Увы, это лечение оказалось существенно хуже болезни. Мало того, что проигрывал Эдгар куда чаще, чем выигрывал, у него еще и проснулась настоящая страсть к игре, что и неудивительно, учитывая наследственную склонность к безумию и безрассудству. И, впадая в азарт, молодой поэт «словно погружался в глубины своего природного, не знавшего границ, безрассудства». Карточные долги По росли день ото дня, и он принялся расплачиваться за них оригинальным образом, о котором Герви Аллен написал так: «Долги его росли особенно быстро из-за расходов на одежду. Сами по себе эти траты не могли составить слишком большой суммы — даже самый отъявленный молодой щеголь не смог бы накупить за год столько одежды, чтобы навлечь на себя обвинения в расточительстве со стороны такого обеспеченного человека, как Джон Аллан, который и сам привык жить на широкую ногу. Беда в том, что По, по всей видимости, платил одеждой и заказами на платье свои карточные долги, а их у него становилось тем больше, чем сильнее захватывала его страсть к игре. Поговаривали, что ему не хватило целых семнадцати пальто, сшитых из лучшего сукна, чтобы расплатиться за одну несчастливую ночь, проведенную за ломберным столиком».
Дальше — хуже: один из приятелей поэта утверждал, что «страсть По к крепким напиткам была такой же неумеренной и обращавшей на себя внимание, как страсть к картам». Именно в университете природная склонность Эдгара По к алкоголизму проявилась во всем своем пугающем масштабе. Его соученики вспоминали о том, что он мог напиться буквально с одного стакана. В таком состоянии будущий писатель становился почти невменяемым, плохо себя контролировал и мог уйти в запой на несколько дней.
При этом в периоды душевного спокойствия Эдгар По был способен много работать и успешно учиться. Ему «удивительно легко давались латынь и французский, на которых он бегло говорил и читал, хотя нельзя сказать, чтобы его знание этих языков отличалось большой глубиной. К греческому он был равнодушен. Нередко он являлся на занятия, не подготовив ни строчки из заданного для чтения отрывка. Однако ум его был столь остр, а память столь превосходна, что ему хватало и нескольких минут, чтобы приготовить лучший в классе ответ. Для этого ему нужно было лишь „подчитать“ урок прямо перед лекциями. Эта изумительная способность позволяла ему всегда быть в числе лучших студентов и вызывала восхищение, а еще чаще — зависть товарищей».
В университете Эдгар По не только продолжил писать стихи, но и перешел к сочинению прозаических текстов. Один из его сокурсников, Томас Гуд Такер, вспоминал: «Однажды По прочел друзьям какой-то очень длинный рассказ, и те, желая над ним подшутить, стали обсуждать достоинства произведения в весьма ироническом духе, заметив, между прочим, что имя героя — Гаффи — встречается в тексте слишком часто.
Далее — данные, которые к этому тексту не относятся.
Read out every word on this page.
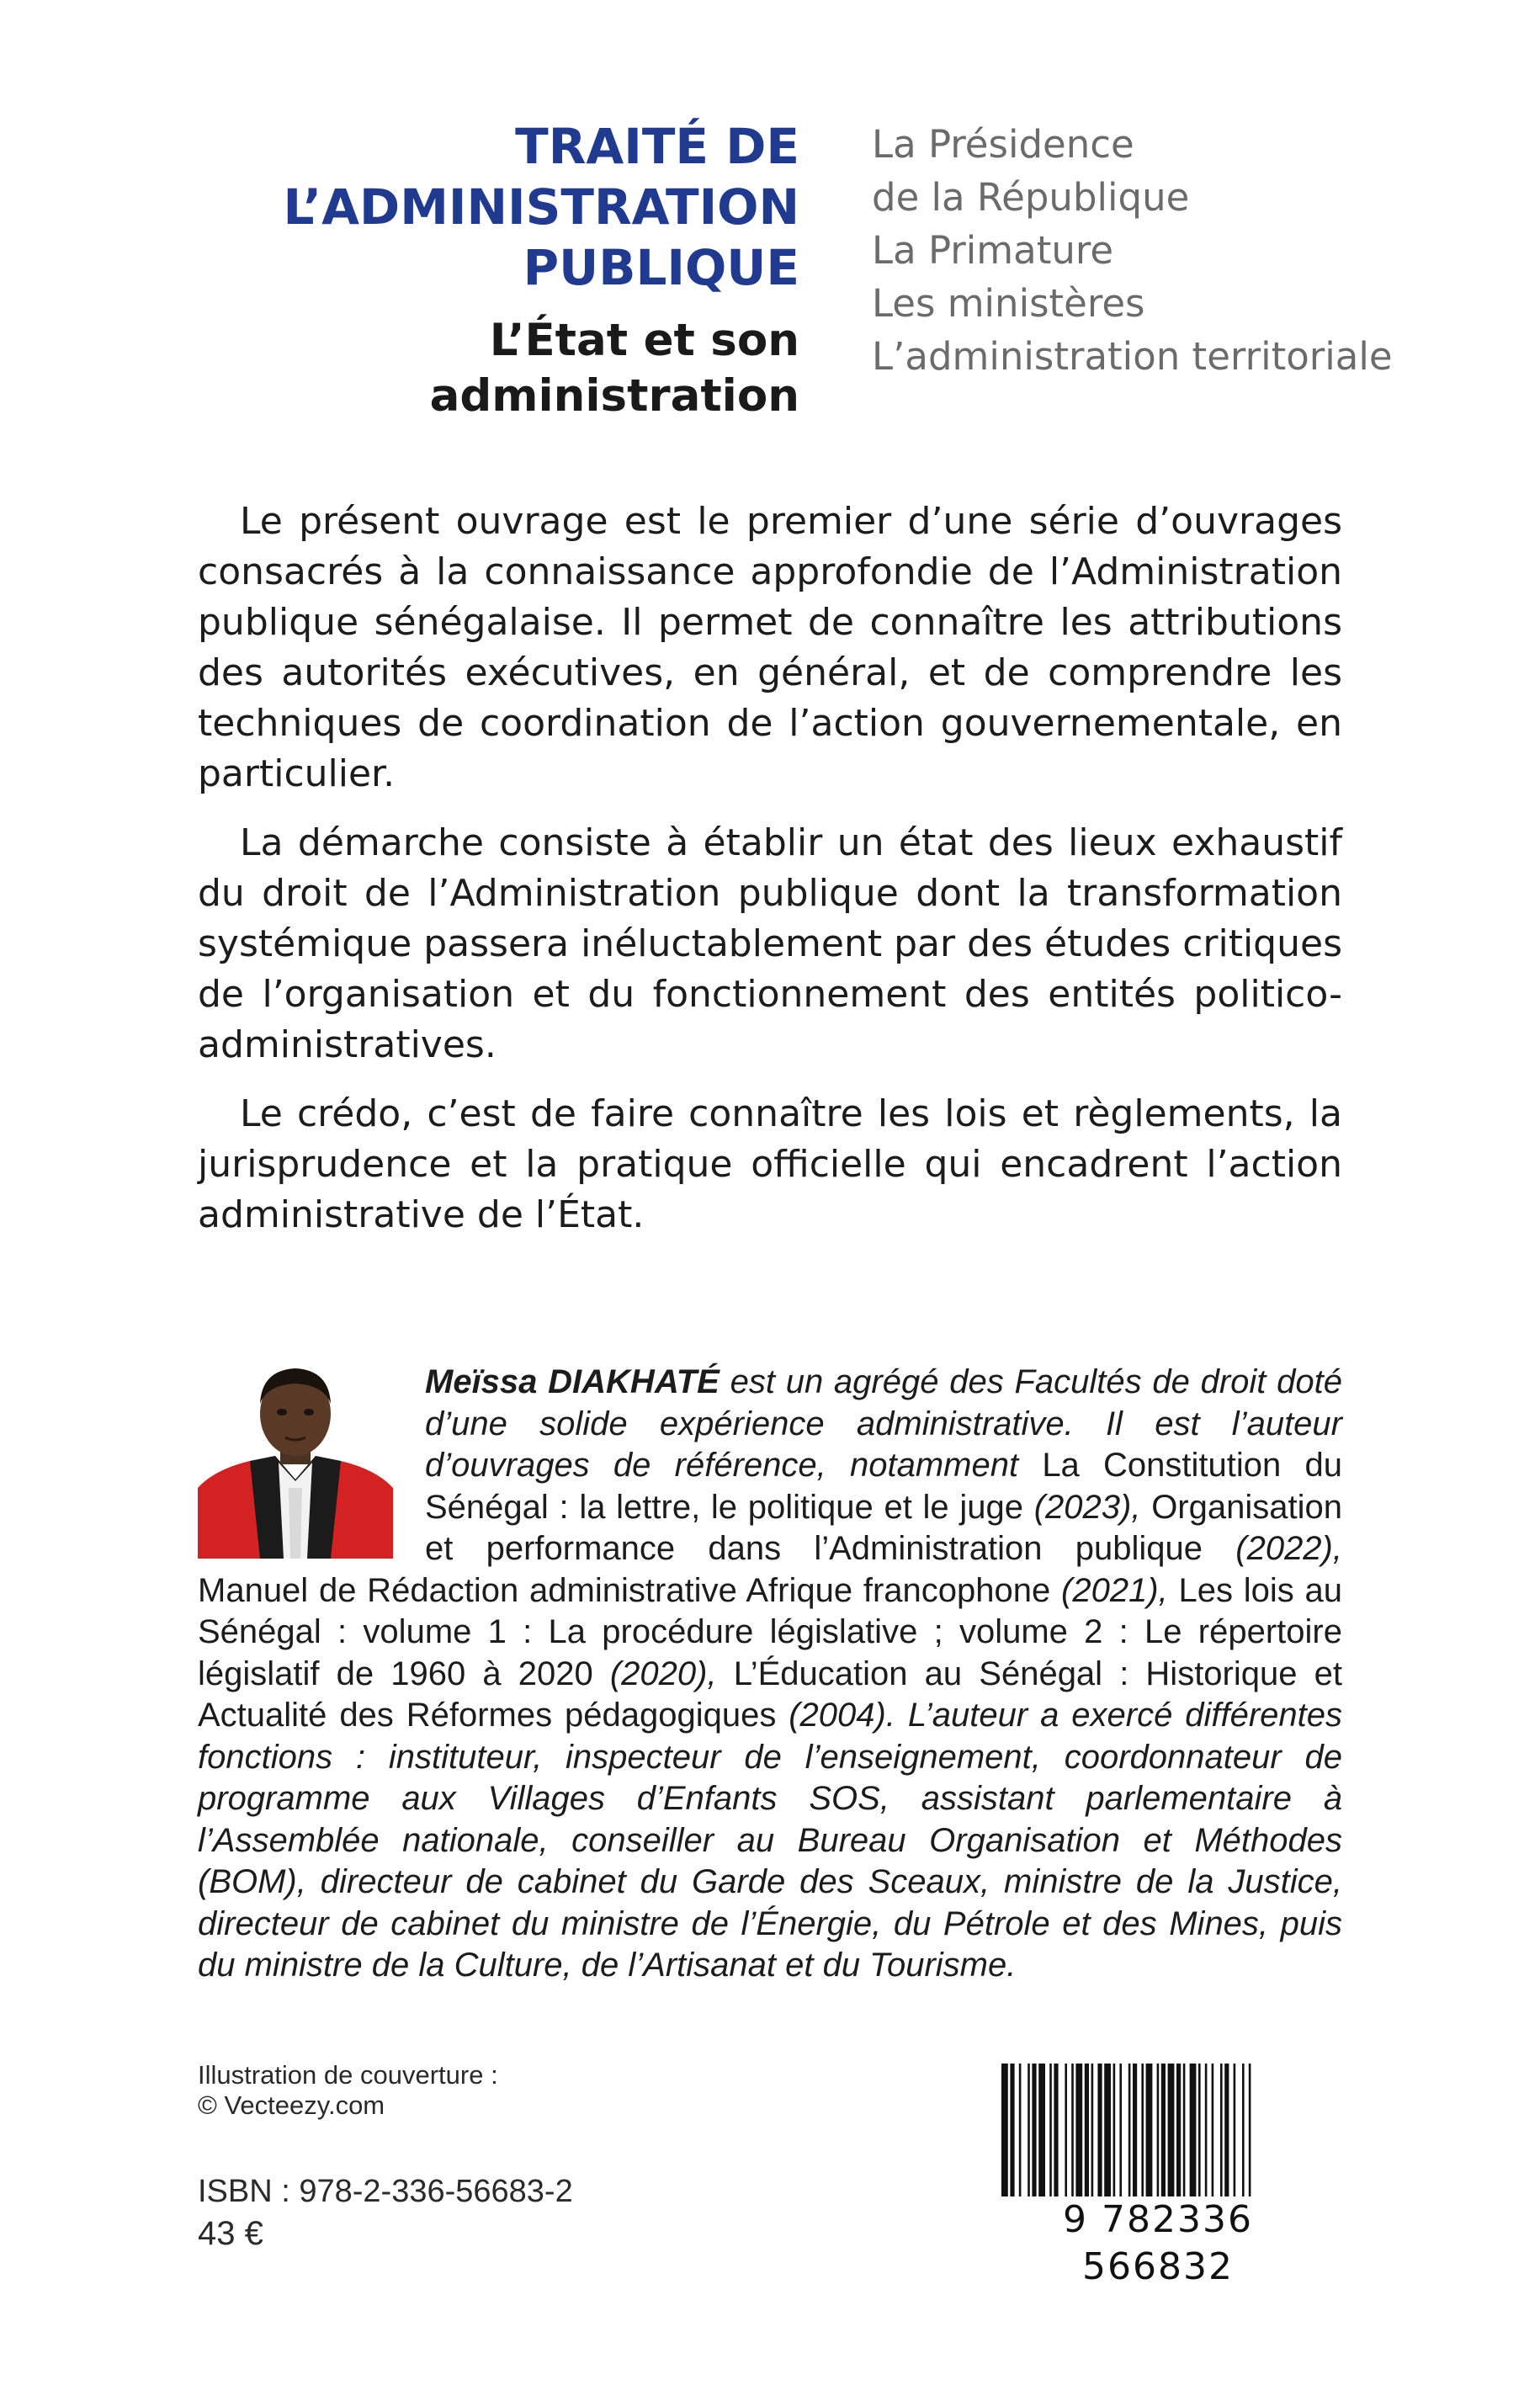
TRAITÉ DE
L’ADMINISTRATION
PUBLIQUE
L’État et son administration
La Présidence
de la République
La Primature
Les ministères
L’administration territoriale

Le présent ouvrage est le premier d’une série d’ouvrages consacrés à la connaissance approfondie de l’Administration publique sénégalaise. Il permet de connaître les attributions des autorités exécutives, en général, et de comprendre les techniques de coordination de l’action gouvernementale, en particulier.

La démarche consiste à établir un état des lieux exhaustif du droit de l’Administration publique dont la transformation systémique passera inéluctablement par des études critiques de l’organisation et du fonctionnement des entités politico-administratives.

Le crédo, c’est de faire connaître les lois et règlements, la jurisprudence et la pratique officielle qui encadrent l’action administrative de l’État.

Meïssa DIAKHATÉ est un agrégé des Facultés de droit doté d’une solide expérience administrative. Il est l’auteur d’ouvrages de référence, notamment La Constitution du Sénégal : la lettre, le politique et le juge (2023), Organisation et performance dans l’Administration publique (2022), Manuel de Rédaction administrative Afrique francophone (2021), Les lois au Sénégal : volume 1 : La procédure législative ; volume 2 : Le répertoire législatif de 1960 à 2020 (2020), L’Éducation au Sénégal : Historique et Actualité des Réformes pédagogiques (2004). L’auteur a exercé différentes fonctions : instituteur, inspecteur de l’enseignement, coordonnateur de programme aux Villages d’Enfants SOS, assistant parlementaire à l’Assemblée nationale, conseiller au Bureau Organisation et Méthodes (BOM), directeur de cabinet du Garde des Sceaux, ministre de la Justice, directeur de cabinet du ministre de l’Énergie, du Pétrole et des Mines, puis du ministre de la Culture, de l’Artisanat et du Tourisme.

Illustration de couverture :
© Vecteezy.com
ISBN : 978-2-336-56683-2
43 €	9 782336 566832
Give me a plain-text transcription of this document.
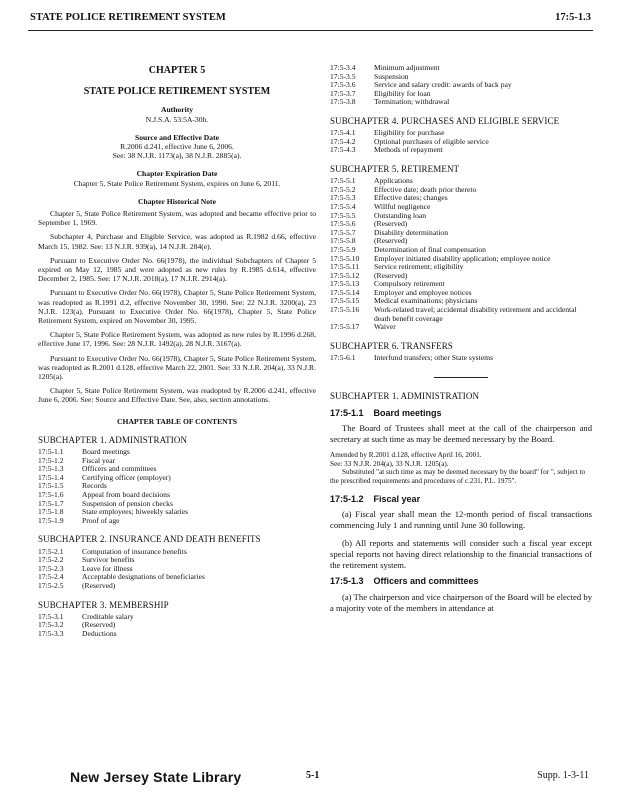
STATE POLICE RETIREMENT SYSTEM	17:5-1.3
CHAPTER 5
STATE POLICE RETIREMENT SYSTEM
Authority
N.J.S.A. 53:5A-30h.
Source and Effective Date
R.2006 d.241, effective June 6, 2006.
See: 38 N.J.R. 1173(a), 38 N.J.R. 2885(a).
Chapter Expiration Date
Chapter 5, State Police Retirement System, expires on June 6, 2011.
Chapter Historical Note

Chapter 5, State Police Retirement System, was adopted and became effective prior to September 1, 1969.

Subchapter 4, Purchase and Eligible Service, was adopted as R.1982 d.66, effective March 15, 1982. See: 13 N.J.R. 939(a), 14 N.J.R. 284(e).

Pursuant to Executive Order No. 66(1978), the individual Subchapters of Chapter 5 expired on May 12, 1985 and were adopted as new rules by R.1985 d.614, effective December 2, 1985. See: 17 N.J.R. 2018(a), 17 N.J.R. 2914(a).

Pursuant to Executive Order No. 66(1978), Chapter 5, State Police Retirement System, was readopted as R.1991 d.2, effective November 30, 1990. See: 22 N.J.R. 3200(a), 23 N.J.R. 123(a). Pursuant to Executive Order No. 66(1978), Chapter 5, State Police Retirement System, expired on November 30, 1995.

Chapter 5, State Police Retirement System, was adopted as new rules by R.1996 d.268, effective June 17, 1996. See: 28 N.J.R. 1492(a), 28 N.J.R. 3167(a).

Pursuant to Executive Order No. 66(1978), Chapter 5, State Police Retirement System, was readopted as R.2001 d.128, effective March 22, 2001. See: 33 N.J.R. 204(a), 33 N.J.R. 1205(a).

Chapter 5, State Police Retirement System, was readopted by R.2006 d.241, effective June 6, 2006. See: Source and Effective Date. See, also, section annotations.

CHAPTER TABLE OF CONTENTS
SUBCHAPTER 1. ADMINISTRATION
17:5-1.1	Board meetings
17:5-1.2	Fiscal year
17:5-1.3	Officers and committees
17:5-1.4	Certifying officer (employer)
17:5-1.5	Records
17:5-1.6	Appeal from board decisions
17:5-1.7	Suspension of pension checks
17:5-1.8	State employees; biweekly salaries
17:5-1.9	Proof of age
SUBCHAPTER 2. INSURANCE AND DEATH BENEFITS
17:5-2.1	Computation of insurance benefits
17:5-2.2	Survivor benefits
17:5-2.3	Leave for illness
17:5-2.4	Acceptable designations of beneficiaries
17:5-2.5	(Reserved)
SUBCHAPTER 3. MEMBERSHIP
17:5-3.1	Creditable salary
17:5-3.2	(Reserved)
17:5-3.3	Deductions
17:5-3.4	Minimum adjustment
17:5-3.5	Suspension
17:5-3.6	Service and salary credit: awards of back pay
17:5-3.7	Eligibility for loan
17:5-3.8	Termination; withdrawal
SUBCHAPTER 4. PURCHASES AND ELIGIBLE SERVICE
17:5-4.1	Eligibility for purchase
17:5-4.2	Optional purchases of eligible service
17:5-4.3	Methods of repayment
SUBCHAPTER 5. RETIREMENT
17:5-5.1	Applications
17:5-5.2	Effective date; death prior thereto
17:5-5.3	Effective dates; changes
17:5-5.4	Willful negligence
17:5-5.5	Outstanding loan
17:5-5.6	(Reserved)
17:5-5.7	Disability determination
17:5-5.8	(Reserved)
17:5-5.9	Determination of final compensation
17:5-5.10	Employer initiated disability application; employee notice
17:5-5.11	Service retirement; eligibility
17:5-5.12	(Reserved)
17:5-5.13	Compulsory retirement
17:5-5.14	Employer and employee notices
17:5-5.15	Medical examinations; physicians
17:5-5.16	Work-related travel; accidental disability retirement and accidental death benefit coverage
17:5-5.17	Waiver
SUBCHAPTER 6. TRANSFERS
17:5-6.1	Interfund transfers; other State systems
SUBCHAPTER 1. ADMINISTRATION
17:5-1.1 Board meetings

The Board of Trustees shall meet at the call of the chairperson and secretary at such time as may be deemed necessary by the Board.

Amended by R.2001 d.128, effective April 16, 2001.
See: 33 N.J.R. 204(a), 33 N.J.R. 1205(a).
Substituted "at such time as may be deemed necessary by the board" for ", subject to the prescribed requirements and procedures of c.231, P.L. 1975".
17:5-1.2 Fiscal year

(a) Fiscal year shall mean the 12-month period of fiscal transactions commencing July 1 and running until June 30 following.

(b) All reports and statements will consider such a fiscal year except special reports not having direct relationship to the financial transactions of the retirement system.

17:5-1.3 Officers and committees

(a) The chairperson and vice chairperson of the Board will be elected by a majority vote of the members in attendance at

New Jersey State Library	5-1	Supp. 1-3-11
Гордость его не могла снести столь откровенной насмешки, и в приступе гнева он, прежде чем ему успели помешать, швырнул рукопись в пылающий камин; так был утрачен рассказ незаурядных достоинств и, в отличие от других его сочинений, очень забавный и напрочь лишенный обычного сумрачного колорита и печальных рассуждений, сливающихся в сплошной непроницаемый мрак». После этого за По на какое-то время закрепилось ироническое прозвище Гаффи, и остывший от приступа ярости поэт на него даже не обижался.